3 A FESTA COMO FUNÇÃO SOCIAL
A festa representa ainda uma importante função social, pois permite uma interação entre os membros da comunidade, como ressalta Mary Del Priore (2000):
Expressão teatral de uma organização social, a festa é também fato político, religioso ou simbólico. Os jogos, as danças e as músicas que a recheiam não só significam descanso, prazeres e alegrias durante a sua realização, eles tem simultaneamente importante função social: permitem as crianças, aos jovens, aos espectadores e atores da festa introjetar valores e normas da vida coletiva, partilhar sentimentos coletivos e conhecimentos comunitários.[17]
Partindo desta concepção, os festejos a santos canonizados pela Igreja Católica, nos permite conhecer uma coletividade por meio do que realizam no período que celebram suas divindades, pois o seus membros acabam por comungarem dos mesmos sentimentos, e mesmo as festas sendo laica elas sempre apresentarão aspectos religiosos.
Toda festa, mesmo quando puramente laica em suas origens, tem certas características de cerimônia religiosa, pois, em todos os casos ela tem por efeito aproximar os indivíduos, colocar em movimento as massas e suscitar assim um estado de efervescência, ás vezes mesmo de delírio, que não é desprovido de parentesco com o estado religioso.[18]
Para Durkheim as festas é um elemento que se configura como peça fundamental para que as relações sociais se estabeleçam dentro da sociedade. Segundo Rita Amaral (1998) DurKheim diz isso porque, em sua opinião, com o tempo a consciência coletiva tende a perder suas forças.
Quanto ao ato social que a festa representa Cleodes Ribeiro (2002) reforça essa representatividade de sentimento coletivo que esta proporciona aos indivíduos:
Outra particularidade da festa é a de que ela é sempre um ato coletivo, um ato social. Seria de algum modo inverossímil dizer que alguém que passa seu aniversário sozinho, tomando uma taça de vinho, está celebrando uma festa. Fazer festa supõe partilhamento e participação. É um acontecimento que necessita da presença dos outros para que produza seu efeito de tempo de exceção, de alegria e prazer comum.[19]

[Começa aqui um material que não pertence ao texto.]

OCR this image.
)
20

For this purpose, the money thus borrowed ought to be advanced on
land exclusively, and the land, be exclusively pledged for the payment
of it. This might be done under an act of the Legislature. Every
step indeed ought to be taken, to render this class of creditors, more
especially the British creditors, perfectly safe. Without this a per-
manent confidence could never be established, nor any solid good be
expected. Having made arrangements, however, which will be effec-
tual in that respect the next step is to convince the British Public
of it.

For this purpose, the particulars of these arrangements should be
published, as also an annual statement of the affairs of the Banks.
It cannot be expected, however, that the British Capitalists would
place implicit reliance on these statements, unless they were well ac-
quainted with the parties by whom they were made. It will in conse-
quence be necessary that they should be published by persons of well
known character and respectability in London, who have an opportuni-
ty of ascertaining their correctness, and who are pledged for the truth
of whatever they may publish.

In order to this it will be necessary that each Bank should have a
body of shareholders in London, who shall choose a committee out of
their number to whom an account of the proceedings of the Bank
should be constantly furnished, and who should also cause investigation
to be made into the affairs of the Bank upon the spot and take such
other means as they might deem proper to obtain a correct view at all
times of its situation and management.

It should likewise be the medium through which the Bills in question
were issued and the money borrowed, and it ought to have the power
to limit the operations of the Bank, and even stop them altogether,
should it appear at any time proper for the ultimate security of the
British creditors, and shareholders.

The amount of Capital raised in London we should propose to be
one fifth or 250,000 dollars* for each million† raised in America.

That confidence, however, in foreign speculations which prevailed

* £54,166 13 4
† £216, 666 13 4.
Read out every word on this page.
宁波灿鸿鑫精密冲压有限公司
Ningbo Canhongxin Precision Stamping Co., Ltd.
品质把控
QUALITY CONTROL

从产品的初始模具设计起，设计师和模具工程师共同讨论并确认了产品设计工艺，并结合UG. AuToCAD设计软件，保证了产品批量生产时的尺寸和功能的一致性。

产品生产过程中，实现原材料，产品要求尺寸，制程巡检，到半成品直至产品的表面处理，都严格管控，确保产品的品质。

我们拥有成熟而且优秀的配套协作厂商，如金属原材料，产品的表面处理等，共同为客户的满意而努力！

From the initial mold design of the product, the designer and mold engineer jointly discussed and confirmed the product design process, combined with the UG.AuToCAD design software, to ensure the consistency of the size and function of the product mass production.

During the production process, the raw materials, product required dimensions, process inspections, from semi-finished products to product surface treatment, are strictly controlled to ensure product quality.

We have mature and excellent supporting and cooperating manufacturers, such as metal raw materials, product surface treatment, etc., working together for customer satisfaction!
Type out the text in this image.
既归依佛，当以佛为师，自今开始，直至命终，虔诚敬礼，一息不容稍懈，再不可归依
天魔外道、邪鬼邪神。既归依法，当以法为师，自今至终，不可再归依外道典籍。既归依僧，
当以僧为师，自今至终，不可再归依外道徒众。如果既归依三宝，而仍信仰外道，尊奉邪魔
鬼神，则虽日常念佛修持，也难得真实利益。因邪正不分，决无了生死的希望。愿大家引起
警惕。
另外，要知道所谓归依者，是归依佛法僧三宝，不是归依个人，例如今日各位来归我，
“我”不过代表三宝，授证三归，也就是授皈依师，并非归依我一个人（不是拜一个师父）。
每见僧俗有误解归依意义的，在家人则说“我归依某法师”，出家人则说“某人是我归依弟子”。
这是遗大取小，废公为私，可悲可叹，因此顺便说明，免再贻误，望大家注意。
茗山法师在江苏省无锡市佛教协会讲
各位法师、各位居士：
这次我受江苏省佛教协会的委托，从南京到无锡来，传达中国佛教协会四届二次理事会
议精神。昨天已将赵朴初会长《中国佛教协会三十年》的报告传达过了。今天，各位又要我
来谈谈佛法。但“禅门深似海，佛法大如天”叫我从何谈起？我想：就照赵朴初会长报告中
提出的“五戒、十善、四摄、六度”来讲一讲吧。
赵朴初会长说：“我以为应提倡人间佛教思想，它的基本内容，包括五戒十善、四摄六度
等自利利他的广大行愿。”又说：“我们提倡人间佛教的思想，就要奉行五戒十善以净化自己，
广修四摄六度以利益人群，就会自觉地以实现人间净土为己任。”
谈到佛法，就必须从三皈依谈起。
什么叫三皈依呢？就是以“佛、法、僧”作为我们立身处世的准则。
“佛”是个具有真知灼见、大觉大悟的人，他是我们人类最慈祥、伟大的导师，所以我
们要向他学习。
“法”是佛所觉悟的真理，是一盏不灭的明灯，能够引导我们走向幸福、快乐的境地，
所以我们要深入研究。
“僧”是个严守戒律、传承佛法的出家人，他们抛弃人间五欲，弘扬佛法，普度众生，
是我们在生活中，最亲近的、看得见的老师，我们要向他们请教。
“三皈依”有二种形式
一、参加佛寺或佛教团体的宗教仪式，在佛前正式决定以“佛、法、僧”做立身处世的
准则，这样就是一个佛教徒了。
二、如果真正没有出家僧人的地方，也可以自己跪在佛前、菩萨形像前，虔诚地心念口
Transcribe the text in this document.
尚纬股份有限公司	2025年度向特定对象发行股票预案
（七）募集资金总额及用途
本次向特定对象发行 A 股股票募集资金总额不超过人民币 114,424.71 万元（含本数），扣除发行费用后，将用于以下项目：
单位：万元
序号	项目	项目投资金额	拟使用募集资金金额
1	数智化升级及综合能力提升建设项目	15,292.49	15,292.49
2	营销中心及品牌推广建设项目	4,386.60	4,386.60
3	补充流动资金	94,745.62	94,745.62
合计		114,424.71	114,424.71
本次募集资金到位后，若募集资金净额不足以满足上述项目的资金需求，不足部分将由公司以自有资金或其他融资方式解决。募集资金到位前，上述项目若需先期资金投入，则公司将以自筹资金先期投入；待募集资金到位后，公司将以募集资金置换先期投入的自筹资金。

As festas religiosas permite-nos conhecer uma coletividade por meio do que realizam no período em que estas ocorrem em vista que são pessoas que partilham sentimentos comuns.
4 “O MELHOR DA FESTA É ESPERAR POR ELA”
As festas independente de qual motivo ela esteja se realizando, necessita de um espaço destinado para tal ocasião, e é neste espaço que vai ocorrer o desenrolar da trama encenada por seus respectivos atores, como destaca Cleodes Ribeiro:
Toda festa, qualquer que seja, ocorre num determinado espaço: a praça, a rua, o templo, a sala doméstica, o campo aberto, o parque a cidade. Espaços internos e espaços externos, pré-existentes ou construídos especialmente para abrigá-la, são o palco no qual diferentes atores, indivíduos e comunidade desempenham seus respectivos papéis. A exemplo de um drama a ser encenado, a festa supõe, além do palco, a presença de atores e público, cenários e bastidores, roteiros ou textos a serem cumpridos dentro de uma divisão temporal. Esquematicamente, as etapas dessa divisão compreendem: preparativos, começo, desenvolvimento de suas diferentes etapas e o seu fim. [20]
Estes espaços embora já existam, necessitam de reparos e preparativos: limpeza e organização, para o fim a que se destina. No desenrolar de tal organização as pessoas envolvidas trabalham para que o público alvo se surpreenda a cada festa, com isso até mesmo o espaço físico é pensado para não haver um constrangimento, tanto para quem organiza como para quem vai prestigiá-la.
Uma festa que celebra o dia do Santo Padroeiro numa capela do interior, dificilmente precisará mais do que a pequena praça do lugar ou as dependências do salão comunitário para ser o espaço adequado a ela. A festa de Carnaval, como a do Rio de Janeiro, ao contrário, tem como palco toda a cidade.[21]
Não devemos nos esquecer de que a divisão temporal da festa se divide em: preparativos, começo, desenvolvimento das etapas que se constituem, e o seu fim. Na realidade este trajeto temporal se configura como um circulo vicioso, pois logo que termina a festa de um ano as pessoas já começam a pensarem nas atrações que vão trazer no ano seguinte, visando surpreender o seu público.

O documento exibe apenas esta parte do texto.